Una tappa necessaria nel cammino

Una sfida a cui è chiamato oggi chi sceglie di intraprendere un cammino di fede è proprio quella di riacquisire la consapevolezza del proprio stato di peccato, della necessità di penitenza e del beneficio che può venire da un'assoluzione individuale. D'altronde, il cardinal Carlo Maria Martini ricordava come “la conversione del cuore non è una realtà semplice, puntuale: comprende delle tappe che non si possono disattendere o saltare a piacere.” E il ricorso al sacramento della riconciliazione non è una tappa che ci si può permettere di saltare. Anche perchè, la confessione non va assolutamente considerata una costrizione. Un concetto magistralmente espresso da  Benedetto XVI in un discorso sul tema diretto proprio ai sacerdoti penitenzieri nel 2011: il 'papa teologo' ne aveva sottolineato il suo  valore pedagogico, sia per il sacerdote che per il penitente.

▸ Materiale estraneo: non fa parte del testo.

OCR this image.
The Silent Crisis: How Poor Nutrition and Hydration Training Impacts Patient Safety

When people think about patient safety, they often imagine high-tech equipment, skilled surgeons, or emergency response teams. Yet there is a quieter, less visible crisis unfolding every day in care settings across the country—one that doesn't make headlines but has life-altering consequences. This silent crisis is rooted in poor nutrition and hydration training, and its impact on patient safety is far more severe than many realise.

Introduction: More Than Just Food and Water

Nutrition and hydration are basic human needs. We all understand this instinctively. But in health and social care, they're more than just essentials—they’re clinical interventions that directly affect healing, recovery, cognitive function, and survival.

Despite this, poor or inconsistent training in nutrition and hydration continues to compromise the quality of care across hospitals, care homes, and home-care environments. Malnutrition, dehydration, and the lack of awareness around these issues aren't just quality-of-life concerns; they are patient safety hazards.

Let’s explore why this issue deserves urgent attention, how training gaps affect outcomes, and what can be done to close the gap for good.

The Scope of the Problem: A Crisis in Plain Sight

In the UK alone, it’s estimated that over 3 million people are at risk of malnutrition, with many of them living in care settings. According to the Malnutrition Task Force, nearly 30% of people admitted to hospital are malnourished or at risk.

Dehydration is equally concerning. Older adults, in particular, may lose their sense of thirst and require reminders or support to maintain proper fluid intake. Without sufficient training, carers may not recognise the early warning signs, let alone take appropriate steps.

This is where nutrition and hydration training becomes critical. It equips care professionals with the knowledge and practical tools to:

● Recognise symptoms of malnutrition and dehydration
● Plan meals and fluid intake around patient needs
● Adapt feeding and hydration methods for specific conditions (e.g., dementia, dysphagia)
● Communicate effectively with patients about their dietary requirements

Chi assolve, infatti, ha la possibilità di “contemplare l'azione di Dio misericordioso nella storia”. Chi si confessa, invece, viene educato all' “umiltà, al riconoscimento della propria fragilità e, nel contempo, alla consapevolezza della necessità del perdono di Dio e alla fiducia che la Grazia divina può trasformare la vita”.